A realidade da pandemia de Covid-19 demonstra que, no momento, o sistema de saúde superlotado em nada possibilita a reabertura das escolas, assim como de setores não essenciais da economia. No entanto, muitas prefeituras e mesmo governadores, acabam sendo pressionados a desrespeitar a vida, para assim cumprir as demandas do capital, do chamado Deus Mercado, que exige sacrificios, ou seja, ganhar dinheiro é preciso, viver não é preciso.
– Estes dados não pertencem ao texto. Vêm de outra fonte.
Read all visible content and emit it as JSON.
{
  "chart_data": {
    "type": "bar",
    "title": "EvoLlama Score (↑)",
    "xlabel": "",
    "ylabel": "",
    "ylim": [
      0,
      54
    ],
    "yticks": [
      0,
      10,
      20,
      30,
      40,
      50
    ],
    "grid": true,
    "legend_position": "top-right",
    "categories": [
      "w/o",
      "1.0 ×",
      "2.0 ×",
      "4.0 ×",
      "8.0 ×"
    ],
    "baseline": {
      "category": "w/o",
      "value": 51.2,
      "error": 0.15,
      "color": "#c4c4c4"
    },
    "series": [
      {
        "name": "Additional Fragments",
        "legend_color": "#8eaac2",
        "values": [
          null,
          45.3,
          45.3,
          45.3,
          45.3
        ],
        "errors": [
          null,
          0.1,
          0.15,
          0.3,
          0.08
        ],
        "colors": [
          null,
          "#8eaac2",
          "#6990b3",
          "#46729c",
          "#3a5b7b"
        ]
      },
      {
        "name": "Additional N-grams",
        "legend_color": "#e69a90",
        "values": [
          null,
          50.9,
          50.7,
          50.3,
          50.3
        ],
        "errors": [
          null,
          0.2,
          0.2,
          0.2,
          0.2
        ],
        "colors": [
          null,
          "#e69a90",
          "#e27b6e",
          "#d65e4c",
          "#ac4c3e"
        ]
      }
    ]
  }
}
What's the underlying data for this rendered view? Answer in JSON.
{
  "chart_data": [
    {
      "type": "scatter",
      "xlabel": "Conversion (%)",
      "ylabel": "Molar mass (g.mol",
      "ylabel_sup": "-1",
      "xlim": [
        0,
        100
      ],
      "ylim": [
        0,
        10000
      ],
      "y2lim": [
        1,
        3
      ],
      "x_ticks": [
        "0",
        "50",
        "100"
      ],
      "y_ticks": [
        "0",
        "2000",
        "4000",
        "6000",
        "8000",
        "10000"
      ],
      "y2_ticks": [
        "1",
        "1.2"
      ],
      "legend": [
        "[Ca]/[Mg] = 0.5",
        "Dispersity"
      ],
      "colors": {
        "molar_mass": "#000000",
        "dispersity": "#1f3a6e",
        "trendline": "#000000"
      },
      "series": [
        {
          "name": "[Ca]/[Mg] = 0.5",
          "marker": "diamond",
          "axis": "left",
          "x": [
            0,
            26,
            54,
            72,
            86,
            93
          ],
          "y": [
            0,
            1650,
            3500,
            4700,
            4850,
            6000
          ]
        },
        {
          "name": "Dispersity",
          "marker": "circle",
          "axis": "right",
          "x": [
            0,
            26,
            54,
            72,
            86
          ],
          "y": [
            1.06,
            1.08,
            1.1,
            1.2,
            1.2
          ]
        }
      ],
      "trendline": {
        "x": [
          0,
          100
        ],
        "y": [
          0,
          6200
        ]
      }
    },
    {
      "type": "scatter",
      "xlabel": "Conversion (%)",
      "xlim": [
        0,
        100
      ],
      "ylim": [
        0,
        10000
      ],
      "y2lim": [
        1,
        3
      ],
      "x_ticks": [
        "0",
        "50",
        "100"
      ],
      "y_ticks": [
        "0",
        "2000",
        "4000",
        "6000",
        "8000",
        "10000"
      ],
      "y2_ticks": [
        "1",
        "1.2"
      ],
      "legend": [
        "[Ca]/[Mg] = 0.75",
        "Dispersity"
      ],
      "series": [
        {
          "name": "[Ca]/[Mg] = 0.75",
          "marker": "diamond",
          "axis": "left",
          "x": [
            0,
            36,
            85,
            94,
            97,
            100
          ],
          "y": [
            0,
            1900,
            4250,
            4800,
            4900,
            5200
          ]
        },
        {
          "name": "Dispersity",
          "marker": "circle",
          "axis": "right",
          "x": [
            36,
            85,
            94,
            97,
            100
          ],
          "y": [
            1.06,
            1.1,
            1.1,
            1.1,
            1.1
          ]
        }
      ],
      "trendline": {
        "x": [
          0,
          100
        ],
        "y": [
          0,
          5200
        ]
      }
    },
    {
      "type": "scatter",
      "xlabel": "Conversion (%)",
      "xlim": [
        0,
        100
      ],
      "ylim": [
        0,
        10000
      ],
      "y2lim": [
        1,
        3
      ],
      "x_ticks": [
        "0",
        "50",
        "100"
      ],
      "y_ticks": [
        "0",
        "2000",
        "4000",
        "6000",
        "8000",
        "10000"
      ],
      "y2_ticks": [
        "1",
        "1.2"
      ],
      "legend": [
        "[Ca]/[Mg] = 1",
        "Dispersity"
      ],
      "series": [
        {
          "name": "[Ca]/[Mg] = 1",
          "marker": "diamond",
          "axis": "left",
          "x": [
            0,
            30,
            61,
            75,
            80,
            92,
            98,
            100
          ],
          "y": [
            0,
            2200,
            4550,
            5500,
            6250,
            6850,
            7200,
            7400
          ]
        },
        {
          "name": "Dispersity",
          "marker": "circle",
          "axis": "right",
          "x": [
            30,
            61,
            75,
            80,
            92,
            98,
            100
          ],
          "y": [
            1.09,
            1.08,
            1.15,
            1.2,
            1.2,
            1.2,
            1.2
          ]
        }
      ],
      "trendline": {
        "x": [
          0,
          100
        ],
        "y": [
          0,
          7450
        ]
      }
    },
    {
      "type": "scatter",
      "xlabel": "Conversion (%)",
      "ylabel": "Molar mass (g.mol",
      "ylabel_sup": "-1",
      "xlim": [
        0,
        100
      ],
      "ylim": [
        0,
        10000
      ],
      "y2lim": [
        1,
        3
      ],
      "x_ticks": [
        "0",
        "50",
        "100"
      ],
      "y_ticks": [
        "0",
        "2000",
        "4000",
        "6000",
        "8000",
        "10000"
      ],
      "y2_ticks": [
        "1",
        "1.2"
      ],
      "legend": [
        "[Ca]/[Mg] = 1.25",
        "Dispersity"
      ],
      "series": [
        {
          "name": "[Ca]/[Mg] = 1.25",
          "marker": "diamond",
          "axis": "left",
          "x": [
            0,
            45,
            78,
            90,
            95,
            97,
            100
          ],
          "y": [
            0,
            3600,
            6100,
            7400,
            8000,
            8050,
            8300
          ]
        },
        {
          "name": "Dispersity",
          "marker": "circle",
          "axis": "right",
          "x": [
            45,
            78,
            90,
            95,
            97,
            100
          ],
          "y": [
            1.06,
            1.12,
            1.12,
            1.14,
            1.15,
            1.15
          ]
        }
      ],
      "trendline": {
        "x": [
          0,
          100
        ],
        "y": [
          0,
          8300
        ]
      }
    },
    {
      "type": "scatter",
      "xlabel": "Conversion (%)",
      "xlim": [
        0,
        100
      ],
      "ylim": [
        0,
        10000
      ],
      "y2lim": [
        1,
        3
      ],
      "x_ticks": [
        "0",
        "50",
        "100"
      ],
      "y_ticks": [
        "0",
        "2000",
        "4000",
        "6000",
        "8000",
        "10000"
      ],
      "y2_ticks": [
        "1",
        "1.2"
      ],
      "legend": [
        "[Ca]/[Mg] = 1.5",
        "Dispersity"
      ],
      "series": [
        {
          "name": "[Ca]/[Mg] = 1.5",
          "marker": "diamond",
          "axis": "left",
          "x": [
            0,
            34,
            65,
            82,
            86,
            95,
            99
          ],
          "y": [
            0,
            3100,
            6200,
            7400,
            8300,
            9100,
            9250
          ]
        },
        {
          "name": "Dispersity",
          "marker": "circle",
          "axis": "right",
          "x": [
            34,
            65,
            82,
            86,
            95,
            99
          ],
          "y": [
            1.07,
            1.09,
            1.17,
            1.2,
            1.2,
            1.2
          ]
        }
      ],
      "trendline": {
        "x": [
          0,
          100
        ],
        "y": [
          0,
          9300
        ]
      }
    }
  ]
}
Sabemos que não adianta em nada assegurar o capital com a população morrendo aos milhares diuturnamente. Além disso, a variante da Covid-19 tem ceifado a vida de crianças e adolescentes, isso sem falar das dezenas de mortes de professores/as nas cidades que reabriram as escolas para aulas presenciais.

Hoje, vários cientistas defendem, inclusive, um lockdown nacional, pois nosso país poderá entrar muito em breve em colapso no sistema público de saúde.

De acordo com a matéria do G1, de 07/03/21, o Sul de Minas registra aumento da taxa de ocupação de leitos de UTI na rede pública de saúde pela segunda semana consecutiva. Conforme dados do painel de monitoramento da Secretaria de Estado de Saúde (SES), atualmente, a região tem 69,31% dos leitos de UTI ocupados, sendo que Varginha aparece em terceiro lugar com 79,63% da ocupação de seus leitos de UTI.

A diretora do Sinpro Minas, Mônica Cardoso, aponta a incoerência por parte dos gestores municipais, pois os mesmos apresentam dados diários de aumento significativo de contágio e óbitos pela Covid-19 e, mesmo assim, autorizam a abertura das escolas, o que pode ampliar o número de contágio e, consequentemente, de mortes. Sendo que somente na última semana, em Varginha, foram mais de 350 casos confirmados de contágio e nove óbitos. Contraditoriamente aos dados, o município decreta o retorno às aulas presenciais colocando em risco a vida da comunidade escolar. Além disso, não há, no município e nem na região, leitos suficientes na UTI para atender novos casos.

Mônica também relata que, na noite de 09/03, perdeu um jovem amigo de 23 anos de idade que ficou durante cerca de cinco dias à espera de um leito de UTI e veio a óbito por não conseguir vaga: “não adianta mostrar dados, percentuais, que, na prática fogem à realidade, porque quando precisamos não temos acesso aos leitos de UTI. A morte deste nosso valoroso amigo escancara este triste fato.”

De acordo com o Professor Nelson, presidente do SINPROMAG, “não descartamos levar o caso à Justiça, pois só com o retorno das aulas municipais presencialmente provocará cerca de 50 mil contatos dia e, por outro lado, em torno de 70 por cento das famílias manifestaram a intenção de não mandar seus filhos às aulas presenciais”

“Quantos mais precisarão morrer? Quantas crianças, adolescentes e jovens serão sacrificados com a abertura das escolas?
Quantos trabalhadores, mães e pais de família precisarão chorar a morte de seus entes queridos?” Questiona a presidente do Sinpro Minas e CTB Minas, Valéria Morato, afirmando em nome dos sindicatos e centrais que “exigimos respeito à vida da população Varginhense e atitudes drásticas para conter a COVID em nosso município.”

Sinpro Minas, Sindicato dos Professores do Estado de Minas Gerais;
SinproMAG, Sindicato dos Profissionais do Magistério da Rede Pública Municipal de Varginha;
Sindute, Sindicato Único dos Trabalhadores em Educação de Minas Gerais;
Sinttel, Sindicato dos Trabalhadores em Telefonia;
STIAVAR, Sindicato dos Trabalhadores nas Indústrias de Alimentação de Varginha e região;
Sindicato dos Trabalhadores nas Indústrias do Vestuário de Varginha e Três Pontas;
Sindserva, Sindicato dos Servidores Públicos Municipais de Varginha;
Sindicato dos Trabalhadores Em Transportes Rodoviários de Varginha;
Saae Sul MG;
CTB MINAS, Central dos Trabalhadores e Trabalhadoras do Brasil;
CUT MINAS, Central Única dos Trabalhadores;
FITEE, Federação Interestadual dos Estabelecimentos em Ensino;
FEDETIA MG, Federação Democrática dos Trabalhadores nas Indústrias de Alimentação de Minas Gerais;
CONTEE, Confederação Nacional dos Trabalhadores de Estabelecimentos de Ensino.